Ils sont maigres, ils n’ont pas de poil, ils sont partout, et tout le monde veut les pécho. Longtemps relégués au rang de mecs sous-alimentés peu attrayants, les twinks sont aujourd’hui au sommet de la pyramide de la désidérabilité, du moins dans le monde gay, et bouleversent les standards et les diktats de beauté de notre époque — pour le meilleur et pour le pire.

À voir aussi sur Konbini

Dérivé d’un roman britannique du début du vingtième siècle pour certain·e·s et d’une friandise américaine spongieuse pour d’autres, aujourd’hui incarné par des superstars comme Timothée Chalamet et surtout Troye Sivan, le mot twink sert à la fois de talisman et de malédiction, et on a demandé à sept concernés de nous en dire plus sur cette qualification physique qui leur colle à la peau — et aux os. Bienvenue dans cette grande leçon sur le twink.

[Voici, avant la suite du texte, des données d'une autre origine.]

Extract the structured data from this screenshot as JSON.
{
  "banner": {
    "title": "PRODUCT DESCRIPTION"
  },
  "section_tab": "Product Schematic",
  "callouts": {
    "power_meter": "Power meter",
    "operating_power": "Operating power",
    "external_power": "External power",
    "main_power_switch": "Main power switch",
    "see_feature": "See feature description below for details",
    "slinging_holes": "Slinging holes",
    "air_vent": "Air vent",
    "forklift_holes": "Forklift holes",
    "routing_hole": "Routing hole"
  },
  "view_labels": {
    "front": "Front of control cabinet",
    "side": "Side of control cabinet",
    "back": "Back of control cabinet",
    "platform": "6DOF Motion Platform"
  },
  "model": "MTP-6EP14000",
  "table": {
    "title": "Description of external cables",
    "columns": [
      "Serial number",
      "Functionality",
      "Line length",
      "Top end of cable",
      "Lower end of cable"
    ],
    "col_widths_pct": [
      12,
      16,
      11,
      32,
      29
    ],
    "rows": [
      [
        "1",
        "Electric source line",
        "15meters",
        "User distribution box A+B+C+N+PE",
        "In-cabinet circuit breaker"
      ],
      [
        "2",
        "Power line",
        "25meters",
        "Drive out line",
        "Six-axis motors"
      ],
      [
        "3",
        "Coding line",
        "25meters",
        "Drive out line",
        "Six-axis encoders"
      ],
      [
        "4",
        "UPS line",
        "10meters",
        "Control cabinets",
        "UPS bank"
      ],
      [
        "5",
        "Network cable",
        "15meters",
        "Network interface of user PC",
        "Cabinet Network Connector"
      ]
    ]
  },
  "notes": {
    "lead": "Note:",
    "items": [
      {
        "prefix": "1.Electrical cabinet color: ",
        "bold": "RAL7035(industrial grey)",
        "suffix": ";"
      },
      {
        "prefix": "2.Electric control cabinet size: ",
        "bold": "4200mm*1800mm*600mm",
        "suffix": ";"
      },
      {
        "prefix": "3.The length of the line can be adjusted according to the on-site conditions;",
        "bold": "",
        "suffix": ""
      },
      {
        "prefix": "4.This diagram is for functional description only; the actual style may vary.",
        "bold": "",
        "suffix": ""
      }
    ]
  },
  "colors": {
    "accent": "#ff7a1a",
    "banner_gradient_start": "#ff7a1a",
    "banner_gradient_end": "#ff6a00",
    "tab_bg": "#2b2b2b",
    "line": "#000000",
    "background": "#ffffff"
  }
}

Une brève histoire du twink : de friandise crémeuse à canon de beauté

“Pour moi, un twink, c’est d’abord une étiquette qu’on te colle pour pouvoir te caser plus facilement dans ces cases que les gays adorent” nous indique Sébastien, twink autoproclamé. Qu’en dit le dictionnaire ? “Twink (nom commun, argot gay) : jeune homme gay ou bisexuel, de corpulence mince et d’apparence jeune”, nous apprend l’Oxford Dictionary. Sur la page Wikipédia liée au mot, c’est une photo de Troye Sivan, chanteur pop australien, qui illustre le terme, et vous donne une bonne idée de ce à quoi ressemble un twink en 2024, mais d’où il vient, ce mot ?

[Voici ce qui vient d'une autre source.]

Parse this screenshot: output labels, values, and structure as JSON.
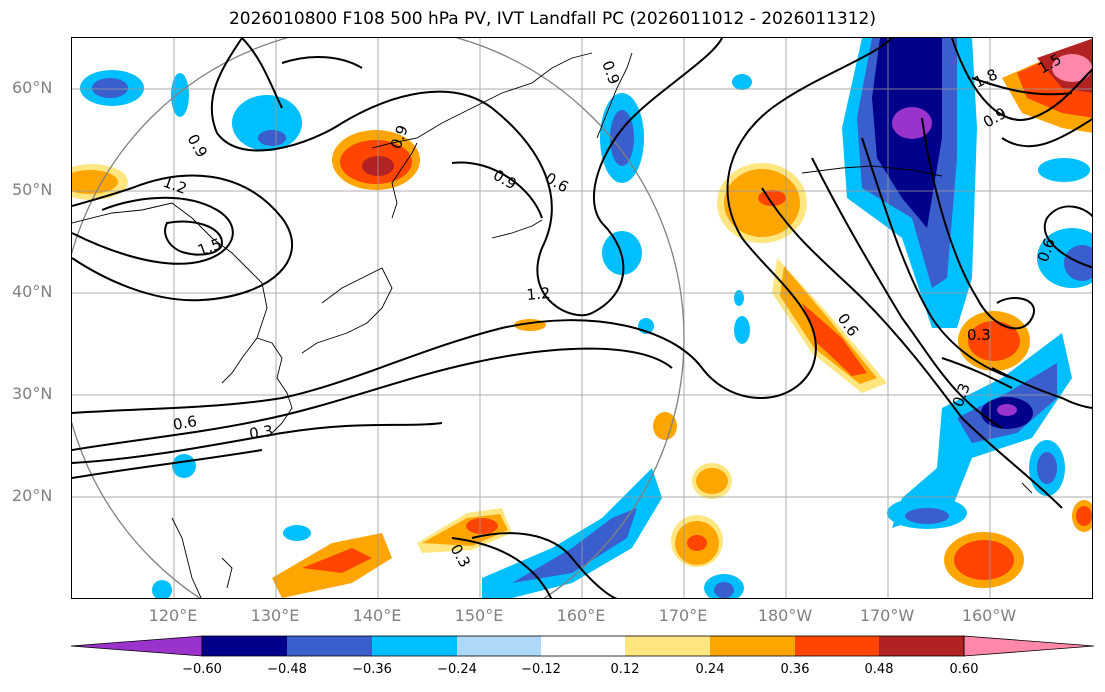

S’il semble intégrer le champ lexical anglophone dès les années 1950, son étymologie divise. La réponse facile serait de le relier au verbe “to twinkle”, qui signifie “briller et scintiller”, et qui pourrait se lier à la dimension juvénile et immaculée des twinks. Cependant, d’autres théories existent, et deux d’entre elles nous plaisent particulièrement — donc elles sont vraies. Le terme viendrait soit d’un roman britannique du début du vingtième siècle, soit d’une friandise américaine créée en 1930.

En effet, le roman Twinkletoes : A Tale of Limehouse de Thomas Burke, publié en 1918, nous introduit au personnage de Twinkletoes, une jeune fille chinoise aux traits de chérubin, pétillante et avec un don pour la danse, qui se voit par la suite surnommée twink. Pour beaucoup, “the original twink“, c’est donc elle. Ailleurs, on s’en remet à la théorie du Twinkie, ce fameux snack américain commercialisé en 1930 par la firme Hostess, et qui consiste en une génoise spongieuse fourrée à la crème : beaucoup de goût, aucune valeur nutritionnelle, mais surtout remplie de crème — on ne vous fait pas de dessin.

Le twink et le sexe

L’exemple de la friandise Twinkie, qui relève plutôt de l’anecdote rigolote que de la véritable étymologie, soulève tout de même un élément important : la sexualisation systématique des twinks. De plus, en les comparant à des gâteaux remplis de crème, on souligne la tendance à faire des twinks des hommes sexuellement passifs, à savoir récepteurs de la pénétration durant l’acte sexuel. Selon Thomas, 24 ans, c’est problématique.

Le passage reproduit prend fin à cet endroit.